The neuraminidase enzyme is a well studied system, and protocols for its expression, purification, and crystallization have been reported in the literature.²² The binding of multiple ligands could be verified by crystallizing neuraminidase in the presence of varying ratios of these constituents, where difficulties in crystallization due to high volatility would need to be overcome. Synthesis of the larger and probably less volatile biligands and triligands and their cocrystallization with H1N1 neuraminidase could also be tested experimentally. It is likely that some of the increased binding energy observed for biligands and triligands is due to increased ligand size, resulting in an increased hydrophobic contact surface area, so synthesis and experimental verification of H1N1 neuraminidase binding is particularly important to validate the potential of these ligands as drug leads. Alternatively, clinical evaluation would give insight into the benefits of these types of potential medications. Given that compounds like oleanolic acid, rosmarinic acid, methyl salicylate, menthol, and camphor are commonly used ingredients with low toxicity, there would be minimal concern regarding safety and adverse effects during a clinical study. It is possible that observation and population studies would provide useful initial clinical information on any protective effect of these compounds.

Conclusion

Modeling studies of biligands and triligands, created by linking methyl salicylate, menthol, and camphor via methylene bridges, indicate that in combination these compounds may be potential inhibitors of H1N1 neuraminidase. It is important to note, however, that high docking energies are indicative but not necessarily predictive of binding affinity. Therefore, these compounds need to be synthesized and tested experimentally to determine if they in fact have high binding affinity for H1N1 neuraminidase.

We have shown that the strong hydrogen bond-driven affinity of zanamivir, sialic acid, and oseltamivir is not the mechanism for methyl salicylate-menthol-camphor binding.
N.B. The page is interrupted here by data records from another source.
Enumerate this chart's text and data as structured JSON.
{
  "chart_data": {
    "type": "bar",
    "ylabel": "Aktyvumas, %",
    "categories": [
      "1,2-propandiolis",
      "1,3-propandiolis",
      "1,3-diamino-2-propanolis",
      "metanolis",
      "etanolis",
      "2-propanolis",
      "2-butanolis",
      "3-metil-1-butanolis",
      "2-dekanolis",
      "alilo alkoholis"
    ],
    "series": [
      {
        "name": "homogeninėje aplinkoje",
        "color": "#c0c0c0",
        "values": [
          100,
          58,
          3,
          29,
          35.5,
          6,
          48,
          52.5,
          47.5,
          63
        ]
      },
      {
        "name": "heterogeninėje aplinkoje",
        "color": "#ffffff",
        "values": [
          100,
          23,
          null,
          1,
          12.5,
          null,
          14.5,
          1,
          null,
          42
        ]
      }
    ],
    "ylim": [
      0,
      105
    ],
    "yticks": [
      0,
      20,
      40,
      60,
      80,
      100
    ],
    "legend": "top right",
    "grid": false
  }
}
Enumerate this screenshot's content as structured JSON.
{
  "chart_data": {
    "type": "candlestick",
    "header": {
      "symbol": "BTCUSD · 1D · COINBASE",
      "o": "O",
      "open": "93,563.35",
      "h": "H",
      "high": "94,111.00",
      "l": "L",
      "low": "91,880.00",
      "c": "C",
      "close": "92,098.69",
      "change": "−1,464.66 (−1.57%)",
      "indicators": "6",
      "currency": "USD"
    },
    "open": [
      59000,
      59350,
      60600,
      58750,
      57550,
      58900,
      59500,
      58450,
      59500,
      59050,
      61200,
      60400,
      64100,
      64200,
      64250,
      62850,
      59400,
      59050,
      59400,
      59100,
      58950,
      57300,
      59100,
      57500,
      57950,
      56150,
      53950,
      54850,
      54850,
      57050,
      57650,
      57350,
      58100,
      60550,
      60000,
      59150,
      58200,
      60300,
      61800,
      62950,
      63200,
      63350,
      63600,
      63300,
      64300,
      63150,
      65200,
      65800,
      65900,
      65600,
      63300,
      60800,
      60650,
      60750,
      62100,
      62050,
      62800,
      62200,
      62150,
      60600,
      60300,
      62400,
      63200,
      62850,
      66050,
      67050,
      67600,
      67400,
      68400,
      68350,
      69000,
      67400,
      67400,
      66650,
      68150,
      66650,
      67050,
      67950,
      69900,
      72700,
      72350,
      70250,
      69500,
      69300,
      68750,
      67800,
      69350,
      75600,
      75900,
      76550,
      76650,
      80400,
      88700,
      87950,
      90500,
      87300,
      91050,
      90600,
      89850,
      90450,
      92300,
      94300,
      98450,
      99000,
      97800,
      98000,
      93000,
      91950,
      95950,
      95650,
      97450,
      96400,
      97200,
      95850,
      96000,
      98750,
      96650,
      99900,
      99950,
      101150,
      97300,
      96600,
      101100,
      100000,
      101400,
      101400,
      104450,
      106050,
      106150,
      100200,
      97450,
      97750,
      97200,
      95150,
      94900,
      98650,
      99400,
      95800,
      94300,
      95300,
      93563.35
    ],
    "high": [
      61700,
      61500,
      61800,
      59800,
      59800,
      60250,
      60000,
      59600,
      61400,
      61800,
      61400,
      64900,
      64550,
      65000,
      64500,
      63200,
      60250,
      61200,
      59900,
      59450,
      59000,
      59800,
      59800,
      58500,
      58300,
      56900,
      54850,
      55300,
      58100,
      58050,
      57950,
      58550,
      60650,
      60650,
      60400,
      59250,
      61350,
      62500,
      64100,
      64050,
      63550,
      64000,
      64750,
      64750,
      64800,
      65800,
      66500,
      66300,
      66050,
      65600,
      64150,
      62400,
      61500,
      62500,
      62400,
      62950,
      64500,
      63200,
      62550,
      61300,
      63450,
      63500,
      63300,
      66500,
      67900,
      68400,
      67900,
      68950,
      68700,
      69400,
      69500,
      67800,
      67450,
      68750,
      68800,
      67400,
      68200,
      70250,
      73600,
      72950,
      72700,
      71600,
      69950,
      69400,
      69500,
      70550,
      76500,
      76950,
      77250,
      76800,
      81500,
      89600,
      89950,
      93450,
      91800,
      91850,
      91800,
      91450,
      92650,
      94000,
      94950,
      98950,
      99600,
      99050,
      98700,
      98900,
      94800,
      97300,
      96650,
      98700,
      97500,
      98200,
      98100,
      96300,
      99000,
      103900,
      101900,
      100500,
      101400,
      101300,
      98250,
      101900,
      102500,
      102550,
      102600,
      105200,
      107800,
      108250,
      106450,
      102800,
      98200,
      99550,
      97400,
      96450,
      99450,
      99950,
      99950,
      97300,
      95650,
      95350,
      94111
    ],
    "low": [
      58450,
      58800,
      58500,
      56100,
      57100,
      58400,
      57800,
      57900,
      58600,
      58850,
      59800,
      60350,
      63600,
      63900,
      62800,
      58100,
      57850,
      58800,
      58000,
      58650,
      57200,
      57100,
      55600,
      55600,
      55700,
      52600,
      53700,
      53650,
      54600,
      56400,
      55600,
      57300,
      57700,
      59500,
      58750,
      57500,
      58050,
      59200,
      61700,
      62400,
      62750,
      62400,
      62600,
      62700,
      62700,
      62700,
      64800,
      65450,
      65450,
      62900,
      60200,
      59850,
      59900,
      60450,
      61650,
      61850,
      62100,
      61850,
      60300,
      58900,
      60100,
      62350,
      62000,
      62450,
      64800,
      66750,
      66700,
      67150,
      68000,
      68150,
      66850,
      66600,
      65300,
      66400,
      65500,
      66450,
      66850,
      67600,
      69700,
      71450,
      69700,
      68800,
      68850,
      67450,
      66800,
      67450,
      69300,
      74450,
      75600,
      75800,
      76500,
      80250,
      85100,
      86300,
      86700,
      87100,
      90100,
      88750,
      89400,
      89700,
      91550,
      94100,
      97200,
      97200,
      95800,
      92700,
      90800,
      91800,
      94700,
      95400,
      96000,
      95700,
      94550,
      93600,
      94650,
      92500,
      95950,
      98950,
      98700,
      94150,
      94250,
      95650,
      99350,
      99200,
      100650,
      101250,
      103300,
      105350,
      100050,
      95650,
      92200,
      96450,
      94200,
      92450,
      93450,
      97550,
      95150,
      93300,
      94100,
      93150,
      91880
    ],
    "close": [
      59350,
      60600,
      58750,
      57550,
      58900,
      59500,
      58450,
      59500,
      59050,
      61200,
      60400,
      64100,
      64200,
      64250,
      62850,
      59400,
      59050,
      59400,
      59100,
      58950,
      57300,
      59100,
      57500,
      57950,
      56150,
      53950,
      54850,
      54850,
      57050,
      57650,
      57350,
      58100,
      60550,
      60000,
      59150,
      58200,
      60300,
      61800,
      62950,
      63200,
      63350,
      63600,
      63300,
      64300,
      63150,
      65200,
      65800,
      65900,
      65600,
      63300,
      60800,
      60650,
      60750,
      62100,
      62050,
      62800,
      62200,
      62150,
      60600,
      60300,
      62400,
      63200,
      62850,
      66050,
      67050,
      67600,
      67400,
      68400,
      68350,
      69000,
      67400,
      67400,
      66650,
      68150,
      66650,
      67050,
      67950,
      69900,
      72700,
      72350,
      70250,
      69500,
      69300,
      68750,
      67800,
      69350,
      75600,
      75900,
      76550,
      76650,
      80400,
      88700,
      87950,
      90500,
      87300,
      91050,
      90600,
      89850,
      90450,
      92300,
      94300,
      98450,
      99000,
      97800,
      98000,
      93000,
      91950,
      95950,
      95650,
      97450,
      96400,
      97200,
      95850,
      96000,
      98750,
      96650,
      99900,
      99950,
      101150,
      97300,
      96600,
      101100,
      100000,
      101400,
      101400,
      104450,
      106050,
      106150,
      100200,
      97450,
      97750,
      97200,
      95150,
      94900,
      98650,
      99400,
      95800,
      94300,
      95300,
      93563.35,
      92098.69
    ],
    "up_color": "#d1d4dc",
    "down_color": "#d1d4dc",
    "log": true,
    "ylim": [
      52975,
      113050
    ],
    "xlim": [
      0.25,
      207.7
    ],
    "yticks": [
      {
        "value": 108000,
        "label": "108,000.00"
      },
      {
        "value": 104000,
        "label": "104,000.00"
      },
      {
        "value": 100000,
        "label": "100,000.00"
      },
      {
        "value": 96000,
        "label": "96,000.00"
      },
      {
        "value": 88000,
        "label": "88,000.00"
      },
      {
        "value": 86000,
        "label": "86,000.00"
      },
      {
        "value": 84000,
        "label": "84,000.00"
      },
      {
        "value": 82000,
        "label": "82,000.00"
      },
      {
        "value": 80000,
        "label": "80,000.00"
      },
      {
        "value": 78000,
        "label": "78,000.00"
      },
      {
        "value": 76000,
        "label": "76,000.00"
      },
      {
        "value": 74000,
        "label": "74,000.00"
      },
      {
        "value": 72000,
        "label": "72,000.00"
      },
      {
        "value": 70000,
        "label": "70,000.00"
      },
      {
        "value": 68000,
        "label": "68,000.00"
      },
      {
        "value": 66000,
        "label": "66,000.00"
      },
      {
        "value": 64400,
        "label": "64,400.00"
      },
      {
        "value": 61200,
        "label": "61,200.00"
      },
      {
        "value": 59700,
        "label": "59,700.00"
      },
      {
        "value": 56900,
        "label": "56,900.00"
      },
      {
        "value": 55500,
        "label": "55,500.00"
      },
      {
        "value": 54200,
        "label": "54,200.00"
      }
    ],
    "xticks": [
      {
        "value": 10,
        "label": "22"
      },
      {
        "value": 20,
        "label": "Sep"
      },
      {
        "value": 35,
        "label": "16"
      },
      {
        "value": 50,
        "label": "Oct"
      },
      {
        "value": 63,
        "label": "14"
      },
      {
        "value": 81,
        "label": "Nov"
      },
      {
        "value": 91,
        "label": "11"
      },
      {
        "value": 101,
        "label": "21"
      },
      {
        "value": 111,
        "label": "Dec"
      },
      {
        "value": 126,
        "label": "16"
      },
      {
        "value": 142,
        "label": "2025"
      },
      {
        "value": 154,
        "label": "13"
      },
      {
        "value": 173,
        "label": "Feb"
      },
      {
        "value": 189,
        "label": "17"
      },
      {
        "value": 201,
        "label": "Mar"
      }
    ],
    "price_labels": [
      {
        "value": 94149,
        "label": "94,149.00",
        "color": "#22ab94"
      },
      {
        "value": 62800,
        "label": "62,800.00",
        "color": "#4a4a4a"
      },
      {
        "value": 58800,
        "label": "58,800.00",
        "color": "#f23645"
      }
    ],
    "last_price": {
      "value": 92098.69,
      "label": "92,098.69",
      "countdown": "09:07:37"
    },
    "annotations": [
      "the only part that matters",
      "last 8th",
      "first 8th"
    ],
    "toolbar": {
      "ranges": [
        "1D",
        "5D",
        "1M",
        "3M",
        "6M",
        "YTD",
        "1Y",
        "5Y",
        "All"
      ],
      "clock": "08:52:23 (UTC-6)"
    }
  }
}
The hydrophobic and structural interaction of these natural products indicates sequential and reversible binding to H1N1 neuraminidase. The structural and hydrophobic interactions of these chemical constituents offer the possibility of activity against H1N1 neuraminidase. By designing biligands and triligands, we were able to use AutoDock to study multiligand binding. A combination of such small molecules or these biligands and triligands may offer a new class of lead drug candidates for the prevention or treatment of influenza.

Acknowledgments

This research was supported by a grant from the Indian Council of Medical Research.

Disclosure

The authors report no conflicts of interest in this work.